Although the formal WHOLE Schools Movement is concluding, its impact is not.
The movement changed us.
It changed how we think about grants and the people behind the bold ideas. It changed how we engage families. It changed how we at the Foundation fundamentally approach our work and each other.
One of our team tenets is "Honoring the WHOLE Teammate." We commit to modeling a behavior of respecting the whole selves people carry with them.
That shift rippled to how we approach our grantees, ensuring every one of them has wraparound support every step along the way.
It rippled to more mindfully centering wellness conversations with working-class Latinx families in culturally affirming and accessible ways.
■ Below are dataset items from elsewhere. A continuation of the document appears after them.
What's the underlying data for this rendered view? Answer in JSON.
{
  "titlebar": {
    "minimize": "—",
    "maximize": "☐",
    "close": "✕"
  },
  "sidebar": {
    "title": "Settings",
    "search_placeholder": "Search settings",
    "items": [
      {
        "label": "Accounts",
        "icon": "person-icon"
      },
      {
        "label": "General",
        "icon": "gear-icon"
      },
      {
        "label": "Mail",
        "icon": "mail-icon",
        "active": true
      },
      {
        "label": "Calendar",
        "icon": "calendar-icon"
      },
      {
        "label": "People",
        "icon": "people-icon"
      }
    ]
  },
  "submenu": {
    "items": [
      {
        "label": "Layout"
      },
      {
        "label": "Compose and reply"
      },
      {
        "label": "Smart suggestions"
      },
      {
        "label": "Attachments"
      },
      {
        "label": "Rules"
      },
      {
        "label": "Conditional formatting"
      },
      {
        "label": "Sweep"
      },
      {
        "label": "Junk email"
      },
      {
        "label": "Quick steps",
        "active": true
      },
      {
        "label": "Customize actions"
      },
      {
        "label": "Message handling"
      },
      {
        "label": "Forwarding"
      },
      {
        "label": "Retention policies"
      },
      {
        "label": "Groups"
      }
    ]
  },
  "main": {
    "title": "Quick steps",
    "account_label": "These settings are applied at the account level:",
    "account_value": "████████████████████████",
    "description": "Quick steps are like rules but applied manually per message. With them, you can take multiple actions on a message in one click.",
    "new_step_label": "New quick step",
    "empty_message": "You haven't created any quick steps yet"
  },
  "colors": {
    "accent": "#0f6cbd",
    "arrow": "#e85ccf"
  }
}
It rippled to how we look at every member of the DPS community as individuals who should not just survive but thrive.
As I reflect on the last four years, I want to end by saying thank you.
Thank you to every student who shared their story.
Thank you to every educator who showed up for a training after a long day.
Thank you to every family who attended an event.
Thank you to every community partner and member who believed in a different vision for what school wellness could look like.
You helped create a school district more prepared to talk about wellness, more connected to resources, and more willing to imagine what is possible when we support the whole person. The WHOLE Schools Movement, in this form, may be ending. But movements were never meant to stay still. They were meant to spread.
If you truly believe that every child deserves to learn in an environment where they are fully seen and supported, what responsibility do you carry to help make that vision a reality?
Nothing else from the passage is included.